Nuclear ambuigity: A priority
Opposite to the key objectives of the JCPOA, which as summarized by the National Interest, were to "preempt, prevent, and aggressively monitor the expansion of an Iranian nuclear enrichment capability," the new framework will be based on a mutual, US-Iran embrace of ambiguity of information regarding respective nuclear programs.
According to the report this "cautious development" between the two countries, "rests on a mutual Iranian and American interest to maintain and honor a studied uncertainty" in what regards Iran's nuclear program.
A doctrine of undeclared, potential, imminent, mutual destruction
Between Russia and the US, the report highlighted, there is a doctrine based on an "openly declared nuclear capability, backed by the promise and the opposing arsenals of mutual nuclear destruction."
The report noted similar doctrines as a tool for deterring foreign intervention in places such in as the Democratic People's Republic of Korea (DPRK).

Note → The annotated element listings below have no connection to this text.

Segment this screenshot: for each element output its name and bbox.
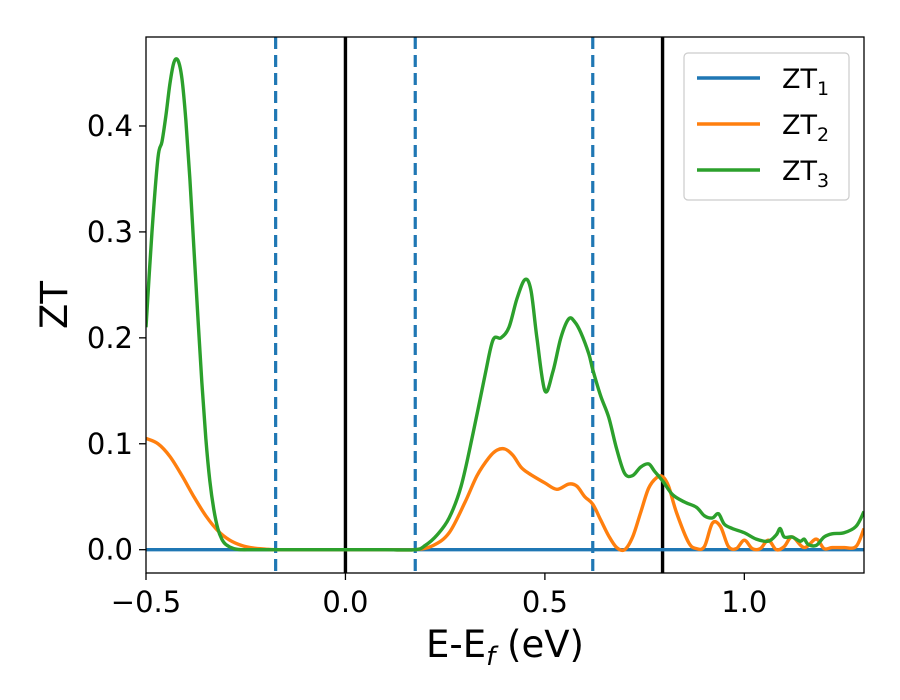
y-tick-label: 0.3 — [87, 215, 133, 249]
y-tick-label: 0.2 — [87, 321, 133, 355]
y-tick-label: 0.4 — [87, 109, 133, 143]
series-line-zt2 — [146, 436, 864, 553]
y-axis-title: ZT — [33, 281, 76, 329]
legend-label-zt1: ZT1 — [782, 64, 829, 100]
x-axis-title: E-Ef (eV) — [426, 623, 584, 672]
x-tick-label: 0.5 — [522, 585, 568, 619]
series-lines — [146, 57, 864, 553]
plot-area-frame — [145, 36, 865, 574]
legend-entries: ZT1 ZT2 ZT3 — [697, 64, 829, 192]
y-axis-ticks: 0.0 0.1 0.2 0.3 0.4 — [87, 109, 146, 567]
x-tick-label: −0.5 — [111, 585, 181, 619]
y-tick-label: 0.1 — [87, 427, 133, 461]
x-axis-ticks: −0.5 0.0 0.5 1.0 — [111, 573, 767, 619]
y-tick-label: 0.0 — [87, 533, 133, 567]
legend-label-zt3: ZT3 — [782, 156, 829, 192]
x-tick-label: 0.0 — [322, 585, 368, 619]
series-line-zt3 — [146, 57, 864, 552]
x-axis-title-main: E-E — [426, 623, 486, 666]
x-axis-title-unit: (eV) — [495, 623, 584, 666]
legend-box — [683, 52, 850, 201]
legend: ZT1 ZT2 ZT3 — [683, 52, 850, 201]
legend-label-zt2: ZT2 — [782, 110, 829, 146]
x-tick-label: 1.0 — [721, 585, 767, 619]
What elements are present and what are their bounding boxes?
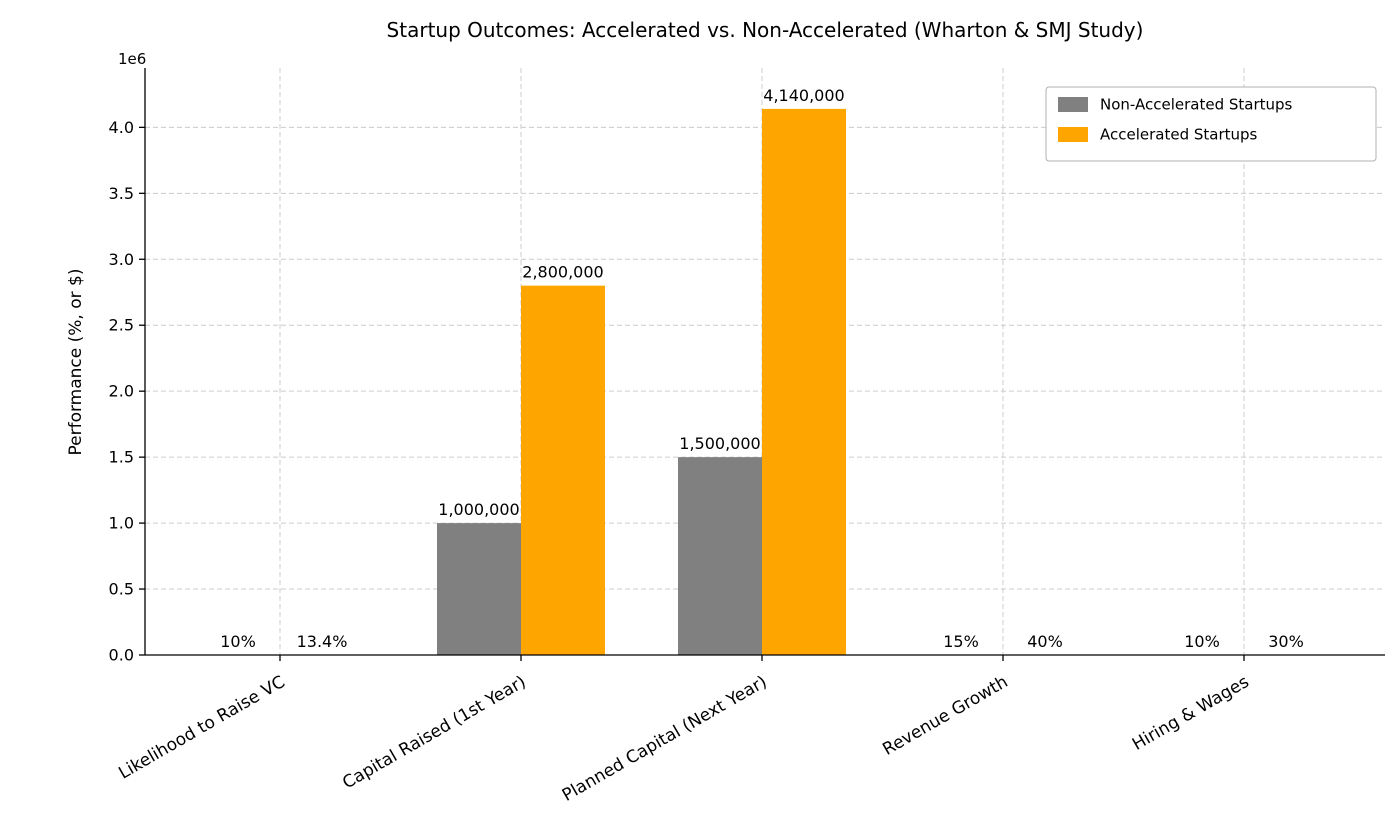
legend-swatch [1058,127,1088,142]
y-tick-label: 2.0 [109,382,134,401]
y-tick-label: 3.5 [109,184,134,203]
legend: Non-Accelerated Startups Accelerated Star… [1045,86,1377,162]
legend-label: Accelerated Startups [1100,126,1258,144]
bar-value-label: 10% [1184,632,1220,651]
bar-value-label: 13.4% [297,632,348,651]
y-tick-label: 4.0 [109,118,134,137]
bars: 10% 1,000,000 1,500,000 15% 10% 13.4% 2,800,00… [196,86,1328,656]
bar-value-label: 40% [1027,632,1063,651]
x-tick-label: Likelihood to Raise VC [115,672,288,784]
bar-value-label: 4,140,000 [763,86,844,105]
bar [521,285,605,655]
bar-value-label: 30% [1268,632,1304,651]
legend-label: Non-Accelerated Startups [1100,96,1293,114]
x-tick-label: Hiring & Wages [1129,672,1253,755]
legend-swatch [1058,97,1088,112]
bar [678,457,762,655]
legend-box [1045,86,1377,162]
y-tick-label: 1.5 [109,448,134,467]
x-tick-label: Capital Raised (1st Year) [339,672,529,793]
bar-value-label: 1,500,000 [679,434,760,453]
bar-value-label: 1,000,000 [438,500,519,519]
axes-spines [144,68,1385,656]
y-axis: 0.0 0.5 1.0 1.5 2.0 2.5 3.0 3.5 4.0 [109,118,145,665]
bar-value-label: 2,800,000 [522,263,603,282]
x-tick-label: Planned Capital (Next Year) [559,672,771,806]
bar-value-label: 10% [220,632,256,651]
bar [762,108,846,655]
x-tick-label: Revenue Growth [879,672,1011,760]
y-tick-label: 2.5 [109,316,134,335]
bar-value-label: 15% [943,632,979,651]
y-axis-offset-text: 1e6 [118,50,147,68]
x-axis: Likelihood to Raise VC Capital Raised (1s… [115,655,1253,806]
y-tick-label: 3.0 [109,250,134,269]
y-tick-label: 0.0 [109,646,134,665]
chart-title: Startup Outcomes: Accelerated vs. Non-Ac… [386,18,1144,42]
y-tick-label: 0.5 [109,580,134,599]
y-tick-label: 1.0 [109,514,134,533]
bar [437,523,521,655]
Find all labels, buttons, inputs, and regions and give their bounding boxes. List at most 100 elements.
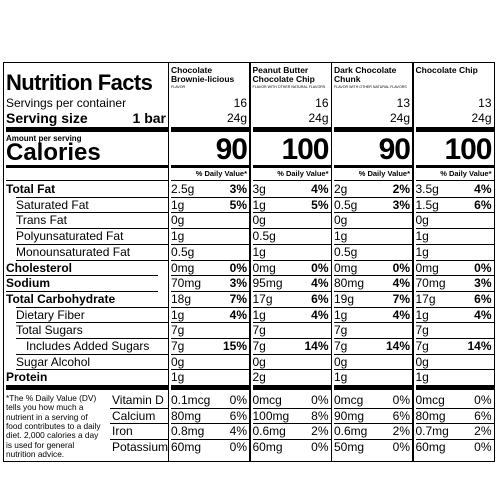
dv-heading: % Daily Value* bbox=[440, 169, 492, 178]
amount: 60mg bbox=[171, 439, 202, 454]
dv-heading: % Daily Value* bbox=[277, 169, 329, 178]
rule bbox=[415, 290, 494, 292]
amount: 100mg bbox=[252, 408, 290, 423]
rule bbox=[110, 423, 168, 425]
daily-value: 2% bbox=[311, 424, 329, 439]
rule bbox=[6, 180, 168, 181]
daily-value: 0% bbox=[474, 439, 492, 454]
amount: 0g bbox=[415, 213, 429, 228]
rule bbox=[171, 438, 249, 440]
rule bbox=[334, 165, 412, 168]
daily-value: 5% bbox=[311, 197, 329, 212]
daily-value: 0% bbox=[474, 260, 492, 275]
amount: 7g bbox=[334, 323, 348, 338]
daily-value: 0% bbox=[311, 260, 329, 275]
daily-value: 4% bbox=[229, 424, 247, 439]
nutrient-label: Sodium bbox=[6, 276, 50, 291]
rule bbox=[110, 438, 168, 440]
nutrient-label: Monounsaturated Fat bbox=[16, 244, 131, 259]
amount: 80mg bbox=[334, 276, 365, 291]
rule bbox=[415, 196, 494, 198]
daily-value: 0% bbox=[392, 439, 410, 454]
calories: 90 bbox=[215, 133, 248, 166]
nutrient-label: Sugar Alcohol bbox=[16, 354, 91, 369]
daily-value: 15% bbox=[222, 339, 247, 353]
nutrient-label: Includes Added Sugars bbox=[26, 339, 150, 353]
vitamin-label: Potassium bbox=[112, 439, 169, 454]
rule bbox=[415, 306, 494, 308]
amount: 0g bbox=[252, 213, 266, 228]
rule bbox=[171, 423, 249, 425]
rule bbox=[16, 212, 168, 214]
amount: 0g bbox=[415, 354, 429, 369]
rule bbox=[171, 353, 249, 355]
servings: 13 bbox=[478, 96, 492, 110]
daily-value: 6% bbox=[392, 408, 410, 423]
amount: 0g bbox=[252, 354, 266, 369]
rule bbox=[6, 275, 158, 277]
amount: 17g bbox=[252, 291, 273, 306]
rule bbox=[252, 212, 331, 214]
amount: 0mg bbox=[334, 260, 358, 275]
amount: 95mg bbox=[252, 276, 283, 291]
product-name: Chocolate Chip bbox=[415, 65, 478, 75]
daily-value: 4% bbox=[392, 307, 410, 322]
amount: 3.5g bbox=[415, 182, 439, 196]
amount: 1g bbox=[171, 229, 185, 244]
daily-value: 0% bbox=[392, 260, 410, 275]
nutrient-label: Saturated Fat bbox=[16, 197, 89, 212]
product-note: FLAVOR bbox=[171, 85, 186, 89]
rule bbox=[415, 165, 494, 168]
amount: 7g bbox=[334, 339, 348, 353]
daily-value: 4% bbox=[229, 307, 247, 322]
rule bbox=[171, 385, 249, 391]
rule bbox=[6, 385, 168, 391]
rule bbox=[415, 212, 494, 214]
amount: 7g bbox=[252, 339, 266, 353]
rule bbox=[415, 353, 494, 355]
daily-value: 3% bbox=[229, 276, 247, 291]
rule bbox=[334, 259, 412, 261]
serving-size: 24g bbox=[308, 111, 329, 125]
rule bbox=[16, 243, 168, 245]
rule bbox=[252, 322, 331, 324]
amount: 1g bbox=[334, 307, 348, 322]
rule bbox=[171, 306, 249, 308]
rule bbox=[171, 228, 249, 230]
amount: 0.5g bbox=[252, 229, 276, 244]
amount: 50mg bbox=[334, 439, 365, 454]
amount: 60mg bbox=[252, 439, 283, 454]
rule bbox=[252, 290, 331, 292]
calories: 100 bbox=[444, 133, 492, 166]
daily-value: 2% bbox=[392, 424, 410, 439]
rule bbox=[171, 338, 249, 339]
rule bbox=[415, 385, 494, 391]
amount: 0.5g bbox=[334, 244, 358, 259]
rule bbox=[334, 338, 412, 339]
rule bbox=[415, 322, 494, 324]
amount: 0g bbox=[171, 213, 185, 228]
rule bbox=[171, 212, 249, 214]
daily-value: 6% bbox=[474, 291, 492, 306]
servings: 16 bbox=[315, 96, 329, 110]
amount: 7g bbox=[252, 323, 266, 338]
daily-value: 14% bbox=[467, 339, 492, 353]
amount: 2.5g bbox=[171, 182, 195, 196]
amount: 1g bbox=[415, 244, 429, 259]
amount: 70mg bbox=[415, 276, 446, 291]
rule bbox=[334, 275, 412, 277]
nutrient-label: Total Sugars bbox=[16, 323, 83, 338]
amount: 0.6mg bbox=[334, 424, 368, 439]
calories: 100 bbox=[281, 133, 329, 166]
rule bbox=[171, 407, 249, 409]
dv-heading: % Daily Value* bbox=[358, 169, 410, 178]
amount: 60mg bbox=[415, 439, 446, 454]
daily-value: 0% bbox=[474, 393, 492, 408]
rule bbox=[252, 259, 331, 261]
amount: 90mg bbox=[334, 408, 365, 423]
product-note: FLAVOR WITH OTHER NATURAL FLAVORS bbox=[252, 85, 326, 89]
amount: 0mcg bbox=[415, 393, 445, 408]
daily-value: 4% bbox=[311, 276, 329, 291]
daily-value: 0% bbox=[392, 393, 410, 408]
daily-value: 6% bbox=[474, 197, 492, 212]
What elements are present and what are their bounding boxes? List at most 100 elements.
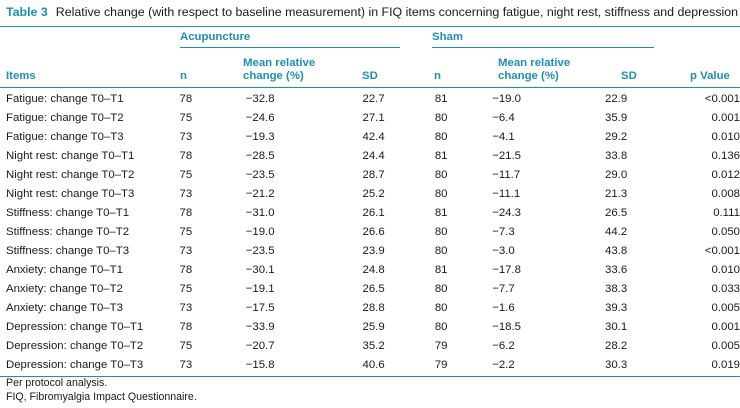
table-row: Fatigue: change T0–T1 78 −32.8 22.7 81 −19.0 2… — [0, 90, 740, 109]
acupuncture-mean-change: −30.1 — [245, 264, 275, 276]
sham-n: 81 — [434, 207, 448, 219]
sham-n: 80 — [434, 302, 448, 314]
sham-rule — [432, 47, 654, 48]
table-row: Depression: change T0–T1 78 −33.9 25.9 80 −18… — [0, 318, 740, 337]
acupuncture-mean-change: −15.8 — [245, 359, 275, 371]
table-row: Fatigue: change T0–T2 75 −24.6 27.1 80 −6.4 35… — [0, 109, 740, 128]
row-item: Depression: change T0–T1 — [6, 321, 144, 333]
sham-mean-change: −1.6 — [492, 302, 515, 314]
row-item: Fatigue: change T0–T2 — [6, 112, 124, 124]
sham-sd: 30.1 — [605, 321, 628, 333]
sham-mean-change: −3.0 — [492, 245, 515, 257]
sham-sd: 30.3 — [605, 359, 628, 371]
table-caption: Table 3 Relative change (with respect to … — [6, 4, 739, 20]
row-item: Stiffness: change T0–T3 — [6, 245, 130, 257]
table-row: Anxiety: change T0–T1 78 −30.1 24.8 81 −17.8 3… — [0, 261, 740, 280]
acupuncture-sd: 40.6 — [362, 359, 385, 371]
table-row: Night rest: change T0–T1 78 −28.5 24.4 81 −21… — [0, 147, 740, 166]
sham-mean-change: −7.7 — [492, 283, 515, 295]
sham-n: 80 — [434, 283, 448, 295]
sham-sd: 22.9 — [605, 93, 628, 105]
group-sham: Sham — [432, 31, 464, 43]
header-p-value: p Value — [690, 70, 730, 82]
acupuncture-sd: 42.4 — [362, 131, 385, 143]
p-value: <0.001 — [704, 93, 740, 105]
header-mean-line1: Mean relative — [498, 57, 571, 69]
sham-mean-change: −6.4 — [492, 112, 515, 124]
p-value: 0.012 — [711, 169, 740, 181]
row-item: Fatigue: change T0–T1 — [6, 93, 124, 105]
table-row: Fatigue: change T0–T3 73 −19.3 42.4 80 −4.1 29… — [0, 128, 740, 147]
acupuncture-n: 78 — [179, 207, 193, 219]
acupuncture-mean-change: −23.5 — [245, 169, 275, 181]
row-item: Fatigue: change T0–T3 — [6, 131, 124, 143]
row-item: Depression: change T0–T3 — [6, 359, 144, 371]
acupuncture-sd: 28.7 — [362, 169, 385, 181]
acupuncture-n: 78 — [179, 93, 193, 105]
acupuncture-sd: 24.4 — [362, 150, 385, 162]
p-value: 0.001 — [711, 112, 740, 124]
sham-sd: 33.6 — [605, 264, 628, 276]
acupuncture-mean-change: −24.6 — [245, 112, 275, 124]
p-value: 0.005 — [711, 340, 740, 352]
sham-n: 79 — [434, 340, 448, 352]
acupuncture-mean-change: −23.5 — [245, 245, 275, 257]
acupuncture-mean-change: −21.2 — [245, 188, 275, 200]
acupuncture-n: 73 — [179, 188, 193, 200]
sham-n: 80 — [434, 226, 448, 238]
row-item: Stiffness: change T0–T1 — [6, 207, 130, 219]
acupuncture-n: 73 — [179, 359, 193, 371]
table-title: Relative change (with respect to baselin… — [55, 5, 739, 19]
p-value: 0.111 — [713, 207, 740, 219]
sham-sd: 38.3 — [605, 283, 628, 295]
header-acupuncture-sd: SD — [362, 70, 378, 82]
data-table: Fatigue: change T0–T1 78 −32.8 22.7 81 −19.0 2… — [0, 90, 740, 375]
p-value: 0.001 — [711, 321, 740, 333]
sham-n: 81 — [434, 150, 448, 162]
row-item: Anxiety: change T0–T1 — [6, 264, 123, 276]
sham-sd: 28.2 — [605, 340, 628, 352]
acupuncture-n: 73 — [179, 245, 193, 257]
table-row: Night rest: change T0–T3 73 −21.2 25.2 80 −11… — [0, 185, 740, 204]
sham-n: 81 — [434, 264, 448, 276]
acupuncture-sd: 22.7 — [362, 93, 385, 105]
acupuncture-n: 78 — [179, 264, 193, 276]
sham-n: 80 — [434, 245, 448, 257]
header-sham-mean: Mean relative change (%) — [498, 57, 570, 83]
table-row: Night rest: change T0–T2 75 −23.5 28.7 80 −11… — [0, 166, 740, 185]
acupuncture-sd: 25.9 — [362, 321, 385, 333]
sham-sd: 29.2 — [605, 131, 628, 143]
sham-sd: 39.3 — [605, 302, 628, 314]
acupuncture-sd: 28.8 — [362, 302, 385, 314]
row-item: Depression: change T0–T2 — [6, 340, 144, 352]
row-item: Night rest: change T0–T2 — [6, 169, 135, 181]
acupuncture-n: 75 — [179, 169, 193, 181]
table-row: Anxiety: change T0–T3 73 −17.5 28.8 80 −1.6 39… — [0, 299, 740, 318]
acupuncture-n: 78 — [179, 321, 193, 333]
sham-mean-change: −11.1 — [492, 188, 521, 200]
acupuncture-mean-change: −19.0 — [245, 226, 275, 238]
p-value: 0.050 — [711, 226, 740, 238]
acupuncture-sd: 25.2 — [362, 188, 385, 200]
acupuncture-n: 73 — [179, 302, 193, 314]
acupuncture-mean-change: −31.0 — [245, 207, 275, 219]
sham-n: 81 — [434, 93, 448, 105]
acupuncture-n: 78 — [179, 150, 193, 162]
p-value: 0.136 — [711, 150, 740, 162]
table-row: Depression: change T0–T3 73 −15.8 40.6 79 −2.… — [0, 356, 740, 375]
header-acupuncture-mean: Mean relative change (%) — [243, 57, 315, 83]
table-label: Table 3 — [6, 5, 48, 19]
sham-mean-change: −4.1 — [492, 131, 515, 143]
table-row: Stiffness: change T0–T1 78 −31.0 26.1 81 −24.… — [0, 204, 740, 223]
p-value: 0.010 — [711, 264, 740, 276]
header-mean-line2: change (%) — [243, 70, 304, 82]
bottom-rule — [0, 376, 740, 377]
acupuncture-n: 75 — [179, 226, 193, 238]
sham-mean-change: −2.2 — [492, 359, 515, 371]
table-row: Depression: change T0–T2 75 −20.7 35.2 79 −6.… — [0, 337, 740, 356]
sham-sd: 33.8 — [605, 150, 628, 162]
sham-sd: 43.8 — [605, 245, 628, 257]
sham-sd: 44.2 — [605, 226, 628, 238]
top-rule — [0, 26, 740, 27]
sham-sd: 21.3 — [605, 188, 628, 200]
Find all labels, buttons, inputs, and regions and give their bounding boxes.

As such, the report reinforced that nuclear ambiguity has often been a tool for diplomacy. With regards to the new US-Iran framework, or doctrine of nuclear operation, nuclear ambiguity is set to become "a policy of deliberate uncertainty about Iran’s nuclear weapons capabilities" that "helps to diffuse unwelcome pressure by the international community to disarm."
The doctrine does not ignore the issue of uranium enrichment, which was core to the 2015 JCPOA, but rather, the report explained, it "focuses instead on the deliberate decision not to declare the existence of a nuclear weapons capability, either as a deterrent or as a weapon."
This undeclared nuclear weapon capability, however, would "instigate rather than deter armed conflict" if it gets integrated into Iran's military openly and thus ensuring, at the very least, mutual destruction.
The report noted and explained how this doctrine, a new framework, has found its way to become more and more visible since last summer.